Finding niche communities for your product online and advertising there is (B2C) is definitely way better
It's definitely Facebook Ads. Instead email and text marketing works better.
eWebinar
Resale partners, tried this a few times, never worked. Only caused pain when I tried to get out of contracts that locked us into giving referral commission to customers we had to close ourselves but were "friends" of resale partners
Another one:
Google Ads (for the same reason as Facebook Ads). We've noticed the more "scalable" a channel is, the more it fails for early-stage projects.
@zerotousers I just finished watching a video about acquisition channels. How can you know in advance a channel is too early or not?
@dervieux_benoit There isn't a rule, but there are a few guidelines. And it really depends on the competition, I've seen some founders that succeded with AdWords on the first try because very little people were bidding for that keyword.
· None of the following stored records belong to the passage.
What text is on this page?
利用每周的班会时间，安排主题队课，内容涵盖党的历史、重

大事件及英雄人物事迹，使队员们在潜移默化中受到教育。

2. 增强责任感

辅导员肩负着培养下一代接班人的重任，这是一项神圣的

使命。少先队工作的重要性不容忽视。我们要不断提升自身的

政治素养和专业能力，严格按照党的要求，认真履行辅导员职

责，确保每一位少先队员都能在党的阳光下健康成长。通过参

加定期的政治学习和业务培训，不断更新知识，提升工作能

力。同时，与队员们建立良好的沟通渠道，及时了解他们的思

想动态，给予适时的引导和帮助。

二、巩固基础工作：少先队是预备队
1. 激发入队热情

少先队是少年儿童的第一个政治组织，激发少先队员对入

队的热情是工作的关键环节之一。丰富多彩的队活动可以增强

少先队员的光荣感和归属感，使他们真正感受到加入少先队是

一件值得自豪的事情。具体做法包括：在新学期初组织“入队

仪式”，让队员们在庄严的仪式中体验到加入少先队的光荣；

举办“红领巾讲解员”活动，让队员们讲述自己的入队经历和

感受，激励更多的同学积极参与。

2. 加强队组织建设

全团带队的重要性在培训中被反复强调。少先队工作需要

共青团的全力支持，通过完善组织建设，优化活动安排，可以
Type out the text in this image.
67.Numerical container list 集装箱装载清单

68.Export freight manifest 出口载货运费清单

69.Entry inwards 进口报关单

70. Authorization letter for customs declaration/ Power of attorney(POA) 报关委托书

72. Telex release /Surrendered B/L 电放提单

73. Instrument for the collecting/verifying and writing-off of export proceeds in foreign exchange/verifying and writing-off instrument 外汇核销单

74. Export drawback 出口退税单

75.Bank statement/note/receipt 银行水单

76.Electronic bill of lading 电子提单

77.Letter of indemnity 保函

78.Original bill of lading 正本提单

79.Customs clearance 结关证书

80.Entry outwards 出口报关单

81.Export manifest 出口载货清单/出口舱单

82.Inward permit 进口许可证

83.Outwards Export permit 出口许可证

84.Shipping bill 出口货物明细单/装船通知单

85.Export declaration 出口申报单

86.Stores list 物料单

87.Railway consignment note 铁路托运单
@zerotousers Ok thanks for the answer. I like making videos and that's another element I have to add if I want to make Facebook (or instagram) ads. Thanks !
Topmarq
I also quickly found that Google/FB ads were much too expensive and not going to work (I ignored all the advice, yes, for about a week). My next failed channel was B2B trying to get organizers to sign on and host their car show - https://www.topmarq.com/events/ - and promote their events. I also had a success rate with cold outreach of about 1/50. Lots of time and energy there. I eventually moved on but would be interested in knowing what other people's breaking point was. Eg. how many emails/linkedin messages did you send before moving on?
Now I'm on to direct to consumers with outreach at local shows. Will let you know how that goes!